Diderot’nun Aydınlanma yanlısı fikirleri çağdaşlarına göre daha ilericiydi;
nitekim Körler Üzerine Mektup denemesi üç ay hapis yatmasına mal
olmuştu. O dönemden iki buçuk yüzyıl sonra, günümüzde, akıl gücümüzü
duyularımız aracılığıyla geliştirdiğimiz inancının, savunucularını hapse
düşürmesi artık çok uzak bir ihtimal olsa da; bu görüş, çoğu eğitim
ortamında halen radikal bir fikir olarak kabul görüyor. Okul öncesi
dönemdeki çocukların dünyayı keşfetmeleri için bedenlerini, ellerini,
kulaklarını ve hatta bazen dillerini bile kullanmalarına izin verilirken;
ilkokul çağına gelen çoğu çocuğun okul günlerini geçirmeye mahkûm
edildikleri, duyusal eğitimleri için pek de kafa yorulmayan, ya yavan ya da
kaotik ortamlar şöyle: betondan okul bahçeleri, iki yanı kilitli dolaplarla
sıralı koridorlar, florasan lambalı sınıflar ve çocukların patates kızartmasını
yemekten çok sağa sola fırlattığı, her kafadan bir sesin çıktığı kafeteryalar.

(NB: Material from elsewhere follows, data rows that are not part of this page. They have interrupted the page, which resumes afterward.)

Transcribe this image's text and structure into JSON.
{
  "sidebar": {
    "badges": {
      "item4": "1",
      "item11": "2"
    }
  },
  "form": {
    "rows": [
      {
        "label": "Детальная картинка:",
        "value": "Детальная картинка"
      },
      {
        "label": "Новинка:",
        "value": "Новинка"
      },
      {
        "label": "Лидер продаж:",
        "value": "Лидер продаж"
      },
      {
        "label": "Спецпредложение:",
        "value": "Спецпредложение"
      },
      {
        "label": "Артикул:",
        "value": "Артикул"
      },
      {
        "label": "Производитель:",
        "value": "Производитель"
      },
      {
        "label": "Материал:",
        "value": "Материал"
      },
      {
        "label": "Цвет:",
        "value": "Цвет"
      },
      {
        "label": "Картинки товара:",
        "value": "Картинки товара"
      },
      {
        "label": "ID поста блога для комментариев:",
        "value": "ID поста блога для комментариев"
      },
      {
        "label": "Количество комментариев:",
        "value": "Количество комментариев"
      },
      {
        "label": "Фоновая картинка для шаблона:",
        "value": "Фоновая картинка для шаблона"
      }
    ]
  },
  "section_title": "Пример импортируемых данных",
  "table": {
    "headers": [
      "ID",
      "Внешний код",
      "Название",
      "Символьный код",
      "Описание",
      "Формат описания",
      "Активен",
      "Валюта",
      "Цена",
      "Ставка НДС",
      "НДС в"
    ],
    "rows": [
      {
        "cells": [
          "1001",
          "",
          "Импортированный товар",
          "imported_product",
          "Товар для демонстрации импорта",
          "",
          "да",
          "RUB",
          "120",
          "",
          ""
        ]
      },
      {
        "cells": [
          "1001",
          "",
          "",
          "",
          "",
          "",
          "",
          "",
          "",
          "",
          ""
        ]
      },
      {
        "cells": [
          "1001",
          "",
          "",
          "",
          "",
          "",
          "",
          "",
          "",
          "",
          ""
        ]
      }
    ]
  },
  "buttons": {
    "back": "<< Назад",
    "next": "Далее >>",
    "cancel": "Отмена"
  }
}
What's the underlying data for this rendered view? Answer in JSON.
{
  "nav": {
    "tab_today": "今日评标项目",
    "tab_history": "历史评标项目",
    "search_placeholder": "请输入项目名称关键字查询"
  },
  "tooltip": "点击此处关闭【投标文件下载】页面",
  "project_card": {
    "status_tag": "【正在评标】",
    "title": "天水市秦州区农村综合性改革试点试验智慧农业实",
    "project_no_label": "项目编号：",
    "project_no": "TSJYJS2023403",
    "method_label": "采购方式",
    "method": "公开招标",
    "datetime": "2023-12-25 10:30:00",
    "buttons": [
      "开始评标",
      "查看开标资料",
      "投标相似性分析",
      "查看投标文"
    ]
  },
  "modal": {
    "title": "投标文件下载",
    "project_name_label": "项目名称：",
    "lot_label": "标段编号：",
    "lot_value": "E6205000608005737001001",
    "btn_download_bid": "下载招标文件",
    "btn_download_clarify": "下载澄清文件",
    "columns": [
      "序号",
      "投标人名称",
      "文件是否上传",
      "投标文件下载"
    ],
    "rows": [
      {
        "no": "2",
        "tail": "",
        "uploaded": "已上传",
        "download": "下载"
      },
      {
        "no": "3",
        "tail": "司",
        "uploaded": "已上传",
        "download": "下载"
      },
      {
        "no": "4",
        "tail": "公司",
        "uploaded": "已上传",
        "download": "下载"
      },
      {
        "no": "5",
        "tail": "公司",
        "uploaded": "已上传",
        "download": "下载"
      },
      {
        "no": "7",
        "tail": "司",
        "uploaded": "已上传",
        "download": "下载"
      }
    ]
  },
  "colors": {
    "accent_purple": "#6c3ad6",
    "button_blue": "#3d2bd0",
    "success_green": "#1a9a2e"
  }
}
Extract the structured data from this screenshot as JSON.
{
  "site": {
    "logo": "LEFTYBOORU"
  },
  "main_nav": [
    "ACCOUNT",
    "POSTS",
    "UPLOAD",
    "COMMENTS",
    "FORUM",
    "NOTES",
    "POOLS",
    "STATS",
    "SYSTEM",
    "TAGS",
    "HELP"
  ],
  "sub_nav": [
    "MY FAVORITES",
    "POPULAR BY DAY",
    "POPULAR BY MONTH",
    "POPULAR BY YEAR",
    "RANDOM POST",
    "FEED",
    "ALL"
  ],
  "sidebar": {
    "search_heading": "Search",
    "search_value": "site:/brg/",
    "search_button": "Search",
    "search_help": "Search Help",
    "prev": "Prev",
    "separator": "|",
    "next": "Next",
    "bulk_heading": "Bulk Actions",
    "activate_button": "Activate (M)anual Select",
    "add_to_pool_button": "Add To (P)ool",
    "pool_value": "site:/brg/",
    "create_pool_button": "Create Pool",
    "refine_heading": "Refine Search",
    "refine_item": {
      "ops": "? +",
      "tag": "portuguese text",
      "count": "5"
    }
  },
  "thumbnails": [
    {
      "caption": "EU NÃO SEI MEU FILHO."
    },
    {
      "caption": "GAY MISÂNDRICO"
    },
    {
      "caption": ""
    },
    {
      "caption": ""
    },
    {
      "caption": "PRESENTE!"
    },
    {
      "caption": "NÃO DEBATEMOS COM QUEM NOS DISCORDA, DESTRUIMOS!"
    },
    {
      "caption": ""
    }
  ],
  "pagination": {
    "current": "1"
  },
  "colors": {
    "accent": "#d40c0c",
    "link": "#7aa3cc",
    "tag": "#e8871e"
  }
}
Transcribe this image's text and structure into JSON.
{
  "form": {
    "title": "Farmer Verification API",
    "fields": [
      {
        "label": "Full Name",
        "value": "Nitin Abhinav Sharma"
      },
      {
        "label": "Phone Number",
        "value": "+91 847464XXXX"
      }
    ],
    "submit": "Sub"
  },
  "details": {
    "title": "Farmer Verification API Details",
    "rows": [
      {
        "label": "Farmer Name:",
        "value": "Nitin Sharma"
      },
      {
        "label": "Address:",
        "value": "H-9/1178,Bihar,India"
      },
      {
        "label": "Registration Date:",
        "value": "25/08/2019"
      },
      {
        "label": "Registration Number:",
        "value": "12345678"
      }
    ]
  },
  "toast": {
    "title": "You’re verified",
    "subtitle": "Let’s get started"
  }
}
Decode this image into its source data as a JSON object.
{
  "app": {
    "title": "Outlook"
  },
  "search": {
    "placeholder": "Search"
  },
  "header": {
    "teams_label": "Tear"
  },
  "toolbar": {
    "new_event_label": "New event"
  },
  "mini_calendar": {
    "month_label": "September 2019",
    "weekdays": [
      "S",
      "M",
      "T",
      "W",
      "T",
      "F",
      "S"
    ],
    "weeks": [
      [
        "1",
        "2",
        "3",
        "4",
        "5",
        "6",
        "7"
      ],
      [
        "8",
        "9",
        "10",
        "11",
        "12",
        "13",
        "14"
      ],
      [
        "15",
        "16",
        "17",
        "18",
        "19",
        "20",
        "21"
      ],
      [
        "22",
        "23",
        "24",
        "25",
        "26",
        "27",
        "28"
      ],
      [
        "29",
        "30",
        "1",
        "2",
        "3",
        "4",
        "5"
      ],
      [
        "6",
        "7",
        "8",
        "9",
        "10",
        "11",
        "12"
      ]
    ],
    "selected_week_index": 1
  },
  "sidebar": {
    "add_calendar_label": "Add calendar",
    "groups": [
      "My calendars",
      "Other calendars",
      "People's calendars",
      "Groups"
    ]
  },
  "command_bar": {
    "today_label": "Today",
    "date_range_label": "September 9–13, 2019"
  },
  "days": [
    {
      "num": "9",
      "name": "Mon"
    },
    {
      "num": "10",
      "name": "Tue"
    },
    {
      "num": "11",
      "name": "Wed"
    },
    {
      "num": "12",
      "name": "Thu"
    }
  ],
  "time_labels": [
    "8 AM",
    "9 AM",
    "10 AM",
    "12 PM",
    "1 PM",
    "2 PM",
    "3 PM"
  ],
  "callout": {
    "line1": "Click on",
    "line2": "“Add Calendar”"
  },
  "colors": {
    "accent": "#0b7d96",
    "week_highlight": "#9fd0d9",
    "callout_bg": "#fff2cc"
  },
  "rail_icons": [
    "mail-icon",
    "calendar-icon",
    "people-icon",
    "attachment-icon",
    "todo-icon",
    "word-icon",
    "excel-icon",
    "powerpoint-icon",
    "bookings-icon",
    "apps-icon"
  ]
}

Hal böyleyken, okulların aşırı uyarılma nedeniyle huzursuz ve yeterince
duyarlılık kazanamamış öğrenciler yetiştirmesine de şaşırmamalı.
Bu bölüme katkıda bulunanlar, duyuların akla, özellikle de gelişen akla
açılan kapı olduğu görüşünü savunuyorlar. Okullarda çalışan aşçılar,
ebeveynler, eğitmenler ve tasarımcılar mutfaktan okul bahçesine, toplantı
salonundan kütüphaneye her alanda yemek, ışık, renk ve materyallerin
öğrenim ortamına entegre edilmesi ve öğrencilerde içgüdüsel bir düzeyde
yankı uyandıracak eğitici zamanlar yaratılabilmesi için sayısız fırsat
olduğunu gösteriyorlar. Okullarımızı Diderot’nun bulunduğumuz çevrenin
duyularımızı şekillendirdiğine dair 260 yıllık içgörüsünü yansıtacak şekilde
inşa etmenin şimdi tam zamanı.
* Diderot, Körler Üzerine Mektup, çev. Adnan Cemgil, İş Bankası Kültür Yayınları, İstanbul 2012.